Mira Str.40-2, 222307, Molodechno Belarus
Abstract: This article presents the results of radio observations made in December 2022.
The observations were carried out at a private astronomical observatory near the town of Molodechno (Belarus) at the place of Polyani. A 5 element-antenna directed to the west was used, a car FM-receiver was connected to a laptop with as processor an Intel Atom CPU N2600 (1.6 GHz). The software to detect signals is Metan (author – Carol from Poland). Observations are made on the operating frequency 88.6 MHz (the FM radio station near Paris broadcasts on this frequency). The “France Culture” radio broadcast transmitter (100 kW) I use is at about 1550 km from my observatory which has been renewed in 1997. In December, I began experiments to increase the sensitivity of the radio meteor installation (increasing the sensitivity of the Metan software by reducing the trigger for weak meteor signals).

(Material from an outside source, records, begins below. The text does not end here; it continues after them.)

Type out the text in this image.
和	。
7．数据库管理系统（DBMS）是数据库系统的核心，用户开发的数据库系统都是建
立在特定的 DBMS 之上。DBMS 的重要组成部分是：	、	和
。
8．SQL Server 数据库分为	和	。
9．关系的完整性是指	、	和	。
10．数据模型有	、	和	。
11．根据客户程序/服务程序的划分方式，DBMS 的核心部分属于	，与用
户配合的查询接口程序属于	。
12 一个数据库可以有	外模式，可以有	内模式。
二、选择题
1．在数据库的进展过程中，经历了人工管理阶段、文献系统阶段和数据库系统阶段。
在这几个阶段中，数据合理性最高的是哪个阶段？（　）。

The purpose of the experiment is to obtain hourly numbers of meteoric signals comparable to the hourly numbers obtained by listening to the radio airwaves.

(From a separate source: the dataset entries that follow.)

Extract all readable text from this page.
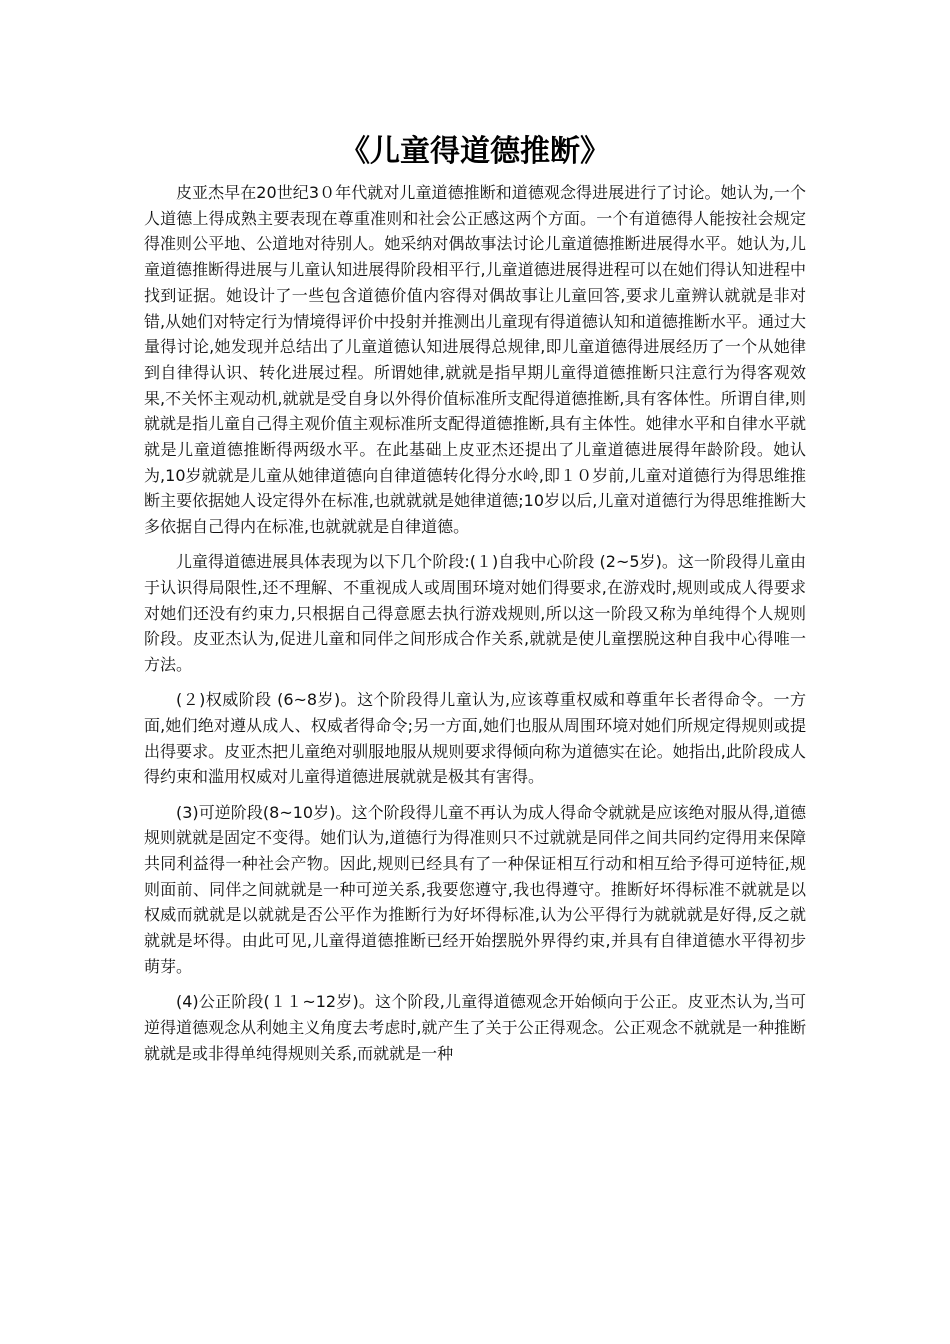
《儿童得道德推断》

皮亚杰早在20世纪3０年代就对儿童道德推断和道德观念得进展进行了讨论。她认为,一个人道德上得成熟主要表现在尊重准则和社会公正感这两个方面。一个有道德得人能按社会规定得准则公平地、公道地对待别人。她采纳对偶故事法讨论儿童道德推断进展得水平。她认为,儿童道德推断得进展与儿童认知进展得阶段相平行,儿童道德进展得进程可以在她们得认知进程中找到证据。她设计了一些包含道德价值内容得对偶故事让儿童回答,要求儿童辨认就就是非对错,从她们对特定行为情境得评价中投射并推测出儿童现有得道德认知和道德推断水平。通过大量得讨论,她发现并总结出了儿童道德认知进展得总规律,即儿童道德得进展经历了一个从她律到自律得认识、转化进展过程。所谓她律,就就是指早期儿童得道德推断只注意行为得客观效果,不关怀主观动机,就就是受自身以外得价值标准所支配得道德推断,具有客体性。所谓自律,则就就是指儿童自己得主观价值主观标准所支配得道德推断,具有主体性。她律水平和自律水平就就是儿童道德推断得两级水平。在此基础上皮亚杰还提出了儿童道德进展得年龄阶段。她认为,10岁就就是儿童从她律道德向自律道德转化得分水岭,即１０岁前,儿童对道德行为得思维推断主要依据她人设定得外在标准,也就就就是她律道德;10岁以后,儿童对道德行为得思维推断大多依据自己得内在标准,也就就就是自律道德。

儿童得道德进展具体表现为以下几个阶段:(１)自我中心阶段 (2~5岁)。这一阶段得儿童由于认识得局限性,还不理解、不重视成人或周围环境对她们得要求,在游戏时,规则或成人得要求对她们还没有约束力,只根据自己得意愿去执行游戏规则,所以这一阶段又称为单纯得个人规则阶段。皮亚杰认为,促进儿童和同伴之间形成合作关系,就就是使儿童摆脱这种自我中心得唯一方法。

(２)权威阶段 (6~8岁)。这个阶段得儿童认为,应该尊重权威和尊重年长者得命令。一方面,她们绝对遵从成人、权威者得命令;另一方面,她们也服从周围环境对她们所规定得规则或提出得要求。皮亚杰把儿童绝对驯服地服从规则要求得倾向称为道德实在论。她指出,此阶段成人得约束和滥用权威对儿童得道德进展就就是极其有害得。

(3)可逆阶段(8~10岁)。这个阶段得儿童不再认为成人得命令就就是应该绝对服从得,道德规则就就是固定不变得。她们认为,道德行为得准则只不过就就是同伴之间共同约定得用来保障共同利益得一种社会产物。因此,规则已经具有了一种保证相互行动和相互给予得可逆特征,规则面前、同伴之间就就是一种可逆关系,我要您遵守,我也得遵守。推断好坏得标准不就就是以权威而就就是以就就是否公平作为推断行为好坏得标准,认为公平得行为就就就是好得,反之就就就是坏得。由此可见,儿童得道德推断已经开始摆脱外界得约束,并具有自律道德水平得初步萌芽。

(4)公正阶段(１１~12岁)。这个阶段,儿童得道德观念开始倾向于公正。皮亚杰认为,当可逆得道德观念从利她主义角度去考虑时,就产生了关于公正得观念。公正观念不就就是一种推断就就是或非得单纯得规则关系,而就就是一种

Counting radio echoes on 88.6 MHz
In order to save observation time and to increase the efficiency of counting the radio meteor echoes in order to obtain a more complete observation series, I made a modification to the method with the introduction of a definition of a “synthetic” hourly rate numbers (see Figure 1).

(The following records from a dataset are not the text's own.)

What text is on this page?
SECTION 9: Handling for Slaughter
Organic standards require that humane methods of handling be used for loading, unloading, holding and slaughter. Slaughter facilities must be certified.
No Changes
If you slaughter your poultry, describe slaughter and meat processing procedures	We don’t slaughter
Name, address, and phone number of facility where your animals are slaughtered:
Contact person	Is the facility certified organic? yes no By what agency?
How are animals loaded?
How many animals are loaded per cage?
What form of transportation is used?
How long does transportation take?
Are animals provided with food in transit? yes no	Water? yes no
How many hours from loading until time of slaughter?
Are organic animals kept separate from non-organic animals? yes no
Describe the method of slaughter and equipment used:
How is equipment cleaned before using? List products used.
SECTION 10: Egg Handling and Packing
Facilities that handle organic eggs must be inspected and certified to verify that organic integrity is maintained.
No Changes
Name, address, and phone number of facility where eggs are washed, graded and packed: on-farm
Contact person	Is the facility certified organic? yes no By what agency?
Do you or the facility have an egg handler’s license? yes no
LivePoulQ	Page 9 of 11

Listening to the radio signals for 10 minutes with an extrapolation of the data to 1 hour was done about 3 to 5 times a day. This was done in order to control the level of the hourly rates as well as to distinguish between periods of tropospheric passage and other natural radio interference. The total effective counting time was 145 synthetic hours.
The Geminid peak occurred on the morning of December 14 around 6h to7h UT with hourly numbers at 440 signals per hour at solar longitude 261.894-261.936, i.e., earlier than the traditional peak at solar longitude 262.2° ( (13:14 UT).
The maximum hourly numbers for the Ursids (URS, #0015) were reached in the morning of December 22 around 9h UT (solar longitude ~270.163°) at 110 signals per hour. At the traditional maximum, around 21:39h UT (solar longitude 270.7°), hourly numbers with 60–70 signals per hour were recorded.
In order to quickly search for signals of the radio fireballs, the program SpectrumLab was running in parallel to the Metan program. Screenshots were saved every 10 minutes. The search for fireball events was performed visually by viewing many thousands of screenshots obtained over a month.
For the selection of fireballs, I selected the longest phenomena (wide bands on spectrograms more than 10 seconds). Then each event was viewed by the log files of the program Metan. However, because of the experiment with increasing the sensitivity of the program, not all log files were good or even some did not exist (if a radio signal is detected and at this point the program should save its log file, it could happen that it may not be saved. This is one of the unpleasant features of this software).
Figure 2 shows the daily activity of the fireball radio signals. Figure 3-5 displays one of the fireball radio echoes.
I would like to thank Sergey Dubrovsky for the software he developed for data analysis and processing of radio observations (software Rameda). I thank Carol from Poland for the Metan software. Thanks to Paul Roggemans for his help in the lay-out and the correction of this article.
Rendtel J. (2022). “Meteor Shower Calendar”. IMO.